Considere su propia niñez y piense en las tonterías en las que creía y en las trivialidades que podían hacerlo sufrir. Por supuesto, mi caso tiene sus variaciones particulares, pero en esencia es el de incontables niños. La debilidad del niño es que comienza desde una hoja en blanco. No entiende ni cuestiona la sociedad en la cual vive y, debido a su credulidad, otra gente puede disponer el terreno infectándolo con el sentimiento de inferioridad y el temor de faltar a misteriosas y terribles leyes. Tal vez todo lo que me sucedió en St. Cyprian pasara en la más “ilustrada” de las escuelas, aunque quizás en formas más sutiles. De una cosa, sin embargo, estoy casi seguro: los internados son peores que las escuelas diarias. Un niño tiene mayores oportunidades con el santuario de su hogar a mano. Y creo que los defectos característicos de las clases media y alta inglesa pueden deberse a la práctica, general hasta hace poco, de enviar a los niños fuera del hogar a una edad tan temprana como los 8 o los 7 años.
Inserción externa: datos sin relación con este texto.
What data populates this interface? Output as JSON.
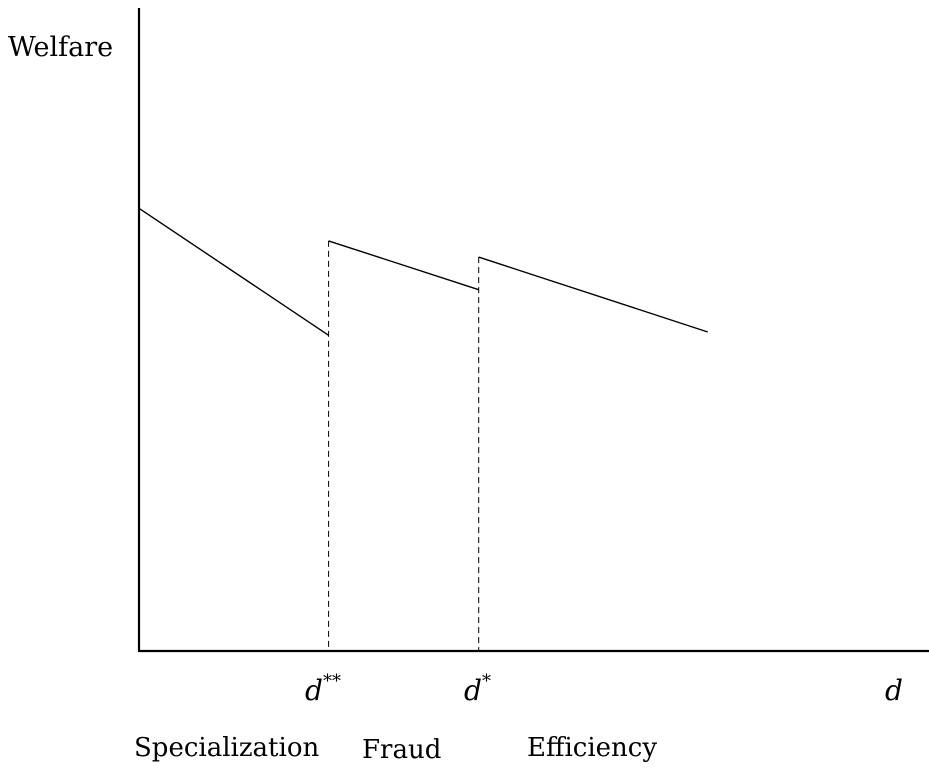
{
  "chart_data": {
    "type": "line",
    "ylabel": "Welfare",
    "xlabel": "d",
    "xlim": [
      0,
      10
    ],
    "ylim": [
      0,
      10
    ],
    "thresholds": [
      {
        "id": "d2",
        "base": "d",
        "sup": "**",
        "x": 2.4
      },
      {
        "id": "d1",
        "base": "d",
        "sup": "*",
        "x": 4.3
      }
    ],
    "series": [
      {
        "points": [
          [
            0,
            6.8
          ],
          [
            2.4,
            4.85
          ]
        ]
      },
      {
        "points": [
          [
            2.4,
            6.3
          ],
          [
            4.3,
            5.55
          ]
        ]
      },
      {
        "points": [
          [
            4.3,
            6.05
          ],
          [
            7.2,
            4.9
          ]
        ]
      }
    ],
    "regions": [
      "Specialization",
      "Fraud",
      "Efficiency"
    ],
    "grid": false,
    "legend": "none"
  }
}
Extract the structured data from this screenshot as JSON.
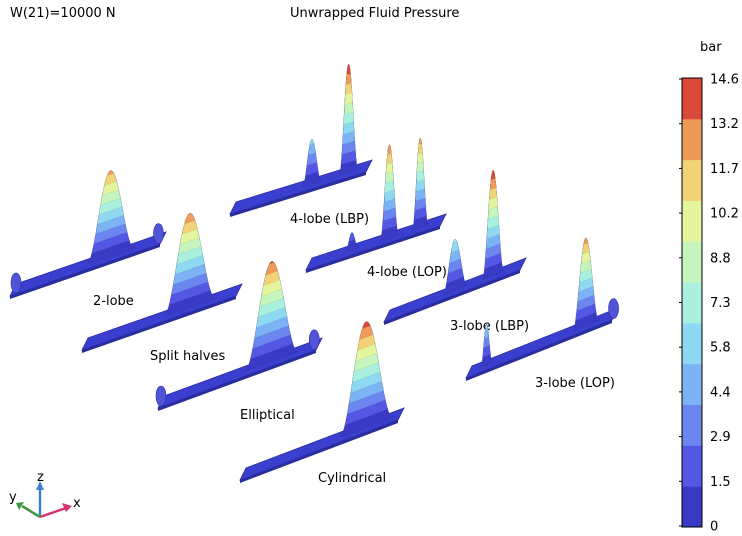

Nunca he vuelto a St. Cyprian. Reuniones, cenas de exalumnos y cosas como esas me dejan frío, incluso cuando mis recuerdos son amistosos. Jamás he regresado tampoco a Eton, en donde fui relativamente feliz, si bien pasé por allí en 1933 y noté con interés que nada parecía haber cambiado, excepto que ahora las tiendas vendían radios. En cuanto a St. Cyprian, durante años odié tan profundamente hasta la sola mención de su nombre que no podía ver, con el suficiente distanciamiento, el significado de la cosas que me sucedieron ahí. En cierto modo, sólo durante la última década he pensado en mis días escolares, pero su recuerdo me ha perseguido vívidamente. Ahora, creo, me haría poca impresión ver el lugar otra vez si es que aún existe. (Recuerdo haber oído el rumor de que se había quemado totalmente.) Si tuviera que pasar por Eastbourn no daría un rodeo para evitar la escuela: y si pasara frente a la escuela podría detenerme un momento frente al muro de ladrillo, junto al empinado terraplén y mirar el campo de juegos al lado del feo edificio con la plazoleta de asfalto frente a él. Y si volviera a entrar y oliera la tinta, el polvoriento olor del gran salón, el olor a colofonia de la capilla, el olor estancado de la piscina y la helada pestilencia de los retretes, pienso que sólo debería sentir lo que invariablemente siente uno al volver a visitar un escenario de la infancia:¡Cómo ha empequeñecido todo y qué terrible es mi propia deterioración! Pero es un hecho que durante años difícilmente habría podido soportar verlo otra vez. Excepto por una verdadera necesidad, no hubiera puesto un pie en Eastbourne. Incluso llegué a concebir un prejuicio contra Sussex, por ser el condado al que pertenecía St. Cyprian, y como adulto sólo una vez he estado en Sussex, durante una corta visita. Ahora, sin embargo, el lugar está fuera de mi sistema para siempre. Su magia ya no funciona, y ya no tengo la suficiente animosidad como para esperar que Flip y Sambo estén muertos o que el rumor de que St. Cyprian se quemó hasta los cimientos sea verdadero.